Marcelo Barros / Especial para En Rojo

Vivimos en un mundo dominado por fuertes desigualdades sociales y aumento de la violencia y intolerancia. Queda cada vez más es difícil creer en posibilidad de justicia, paz y buena relación del ser humano con la Tierra. Por eso, se hace más urgente reforzar la esperanza, tanto en la vida personal, como en el nivel social y político. Las religiones abrahámicas y otras tradiciones espirituales llaman esa esperanza de salvación. En el Cristianismo, esto se manifiesta en la confianza de la venida del proyecto divino en el mundo. Para fortalecer esa esperanza, cada año, las Iglesias antiguas dedican las semanas antes de las fiestas de Navidad a celebrar el tiempo que la tradición cristiana conoce como Adviento. Es un modo de afirmar que es posible cambiar el mundo y renovar la vida.
Para vivir esto, tenemos de ser capaces de presentir la primera luz de la aurora, como si viviéramos aún en la más oscura noche. Los/as creyentes deben ser testigos y profetas de ese mundo nuevo. Hay quien vea la esperanza como actitud acomodada de quién, pasivamente espera que las cosas ocurran por si mismas. No es esa la perspectiva de la fe. No es el modo bíblico de esperar el proyecto de Dios.
Los textos bíblicos piden que esperemos el reino de Dios como el vigilante nocturno espera la madrugada. Jesús nos invitaba a vivir como servidores que, por la noche, esperan que su patrón llegue de viaje.
Hay cristianos que aún reducen la Navidad a la memoria sentimental del nacimiento de Jesús. Jamás fue esa la perspectiva por lo que las Iglesias celebran ese hecho. La mejor forma de celebrar la Navidad es acoger hoy no solo a Jesús, sino al proyecto por lo cual, el nació y vivió. Para eso, es necesario leer la fe como revelación de ese proyecto divino.

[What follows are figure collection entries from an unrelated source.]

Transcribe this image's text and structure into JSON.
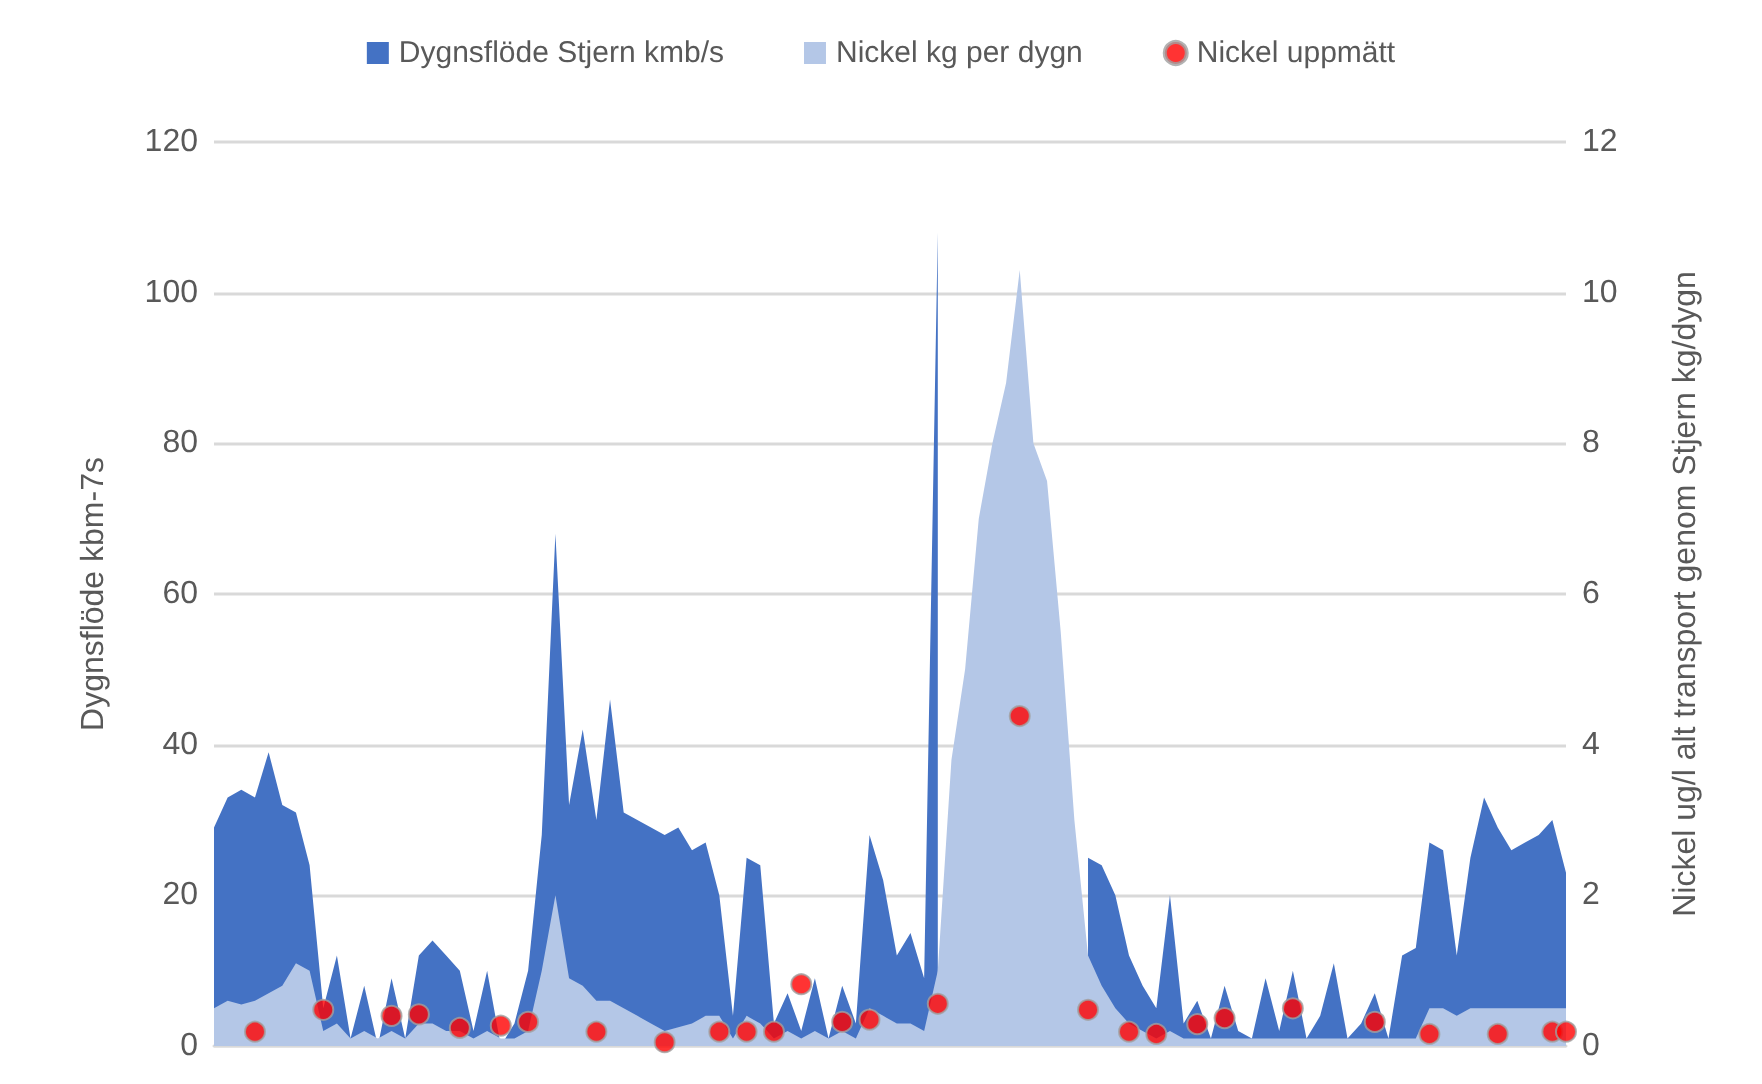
{
  "chart_data": {
    "type": "area",
    "ylabel": "Dygnsflöde kbm-7s",
    "y2label": "Nickel ug/l alt transport genom Stjern kg/dygn",
    "categories": [
      null,
      null,
      null,
      null,
      null,
      null,
      null,
      null,
      null,
      null,
      null,
      null,
      null,
      null,
      null,
      null,
      null,
      null,
      null,
      null,
      null,
      null,
      null,
      null,
      null,
      null,
      null,
      null,
      null,
      null,
      null,
      null,
      null,
      null,
      null,
      null,
      null,
      null,
      null,
      null,
      null,
      null,
      null,
      null,
      null,
      null,
      null,
      null,
      null,
      null,
      null,
      null,
      null,
      null,
      null,
      null,
      null,
      null,
      null,
      null,
      null,
      null,
      null,
      null,
      null,
      null,
      null,
      null,
      null,
      null,
      null,
      null,
      null,
      null,
      null,
      null,
      null,
      null,
      null,
      null,
      null,
      null,
      null,
      null,
      null,
      null,
      null,
      null,
      null,
      null,
      null,
      null,
      null,
      null,
      null,
      null,
      null,
      null,
      null,
      null
    ],
    "ylim": [
      0,
      120
    ],
    "yticks": [
      0,
      20,
      40,
      60,
      80,
      100,
      120
    ],
    "y2lim": [
      0,
      12
    ],
    "y2ticks": [
      0,
      2,
      4,
      6,
      8,
      10,
      12
    ],
    "grid": "y",
    "legend": "top",
    "series": [
      {
        "name": "Dygnsflöde Stjern kmb/s",
        "axis": "y",
        "color": "#4472c4",
        "values": [
          29,
          33,
          34,
          33,
          39,
          32,
          31,
          24,
          5,
          12,
          1,
          8,
          0,
          9,
          1,
          12,
          14,
          12,
          10,
          2,
          10,
          0,
          3,
          10,
          28,
          68,
          32,
          42,
          30,
          46,
          31,
          30,
          29,
          28,
          29,
          26,
          27,
          20,
          4,
          25,
          24,
          3,
          7,
          2,
          9,
          1,
          8,
          3,
          28,
          22,
          12,
          15,
          9,
          108,
          null,
          null,
          null,
          null,
          null,
          null,
          null,
          null,
          null,
          null,
          25,
          24,
          20,
          12,
          8,
          5,
          20,
          3,
          6,
          1,
          8,
          2,
          1,
          9,
          2,
          10,
          1,
          4,
          11,
          1,
          3,
          7,
          1,
          12,
          13,
          27,
          26,
          12,
          25,
          33,
          29,
          26,
          27,
          28,
          30,
          23
        ]
      },
      {
        "name": "Nickel kg per dygn",
        "axis": "y2",
        "color": "#b4c7e7",
        "values": [
          0.5,
          0.6,
          0.55,
          0.6,
          0.7,
          0.8,
          1.1,
          1.0,
          0.2,
          0.3,
          0.1,
          0.2,
          0.1,
          0.2,
          0.1,
          0.3,
          0.3,
          0.2,
          0.2,
          0.1,
          0.2,
          0.1,
          0.1,
          0.2,
          1.0,
          2.0,
          0.9,
          0.8,
          0.6,
          0.6,
          0.5,
          0.4,
          0.3,
          0.2,
          0.25,
          0.3,
          0.4,
          0.4,
          0.1,
          0.4,
          0.3,
          0.1,
          0.2,
          0.1,
          0.2,
          0.1,
          0.2,
          0.1,
          0.5,
          0.4,
          0.3,
          0.3,
          0.2,
          1.0,
          3.8,
          5.0,
          7.0,
          8.0,
          8.8,
          10.3,
          8.0,
          7.5,
          5.5,
          3.0,
          1.2,
          0.8,
          0.5,
          0.3,
          0.2,
          0.1,
          0.2,
          0.1,
          0.1,
          0.1,
          0.1,
          0.1,
          0.1,
          0.1,
          0.1,
          0.1,
          0.1,
          0.1,
          0.1,
          0.1,
          0.1,
          0.1,
          0.1,
          0.1,
          0.1,
          0.5,
          0.5,
          0.4,
          0.5,
          0.5,
          0.5,
          0.5,
          0.5,
          0.5,
          0.5,
          0.5
        ]
      },
      {
        "name": "Nickel uppmätt",
        "type": "scatter",
        "axis": "y2",
        "marker": "circle",
        "color": "#ff0000",
        "values": [
          null,
          null,
          null,
          0.19,
          null,
          null,
          null,
          null,
          0.48,
          null,
          null,
          null,
          null,
          0.4,
          null,
          0.42,
          null,
          null,
          0.24,
          null,
          null,
          0.27,
          null,
          0.32,
          null,
          null,
          null,
          null,
          0.19,
          null,
          null,
          null,
          null,
          0.05,
          null,
          null,
          null,
          0.19,
          null,
          0.19,
          null,
          0.19,
          null,
          0.82,
          null,
          null,
          0.32,
          null,
          0.35,
          null,
          null,
          null,
          null,
          0.56,
          null,
          null,
          null,
          null,
          null,
          4.38,
          null,
          null,
          null,
          null,
          0.48,
          null,
          null,
          0.19,
          null,
          0.16,
          null,
          null,
          0.29,
          null,
          0.37,
          null,
          null,
          null,
          null,
          0.5,
          null,
          null,
          null,
          null,
          null,
          0.32,
          null,
          null,
          null,
          0.16,
          null,
          null,
          null,
          null,
          0.16,
          null,
          null,
          null,
          0.19,
          0.19
        ]
      }
    ]
  }
}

Las Iglesias celebran la Navidad en el mismo tiempo en el cual las comunidades judías hacen la fiesta de Hannuká, aniversario de la dedicación del tiemplo de Jerusalén y de la retomada de la independencia del pueblo de Dios, en la época de los Macabeos. Fue en el contexto de esa fiesta que, un día, Jesús fue al templo y confrontó a los sacerdotes y las personas religiosas. Expulsó de allí los vendedores de animales para los sacrificios para que recordarán que Dios no necesita de templos y sacrificios. Quiere vivir en todo ser vivo y en el universo. La celebración de ese tiempo de Adviento debe ir más allá del culto cristiano. Independientemente de la pertenencia religiosa, toda la humanidad necesita de celebrar un Adviento cósmico y humano, marcado por la esperanza del Amor vivido como base de una nueva organización del mundo.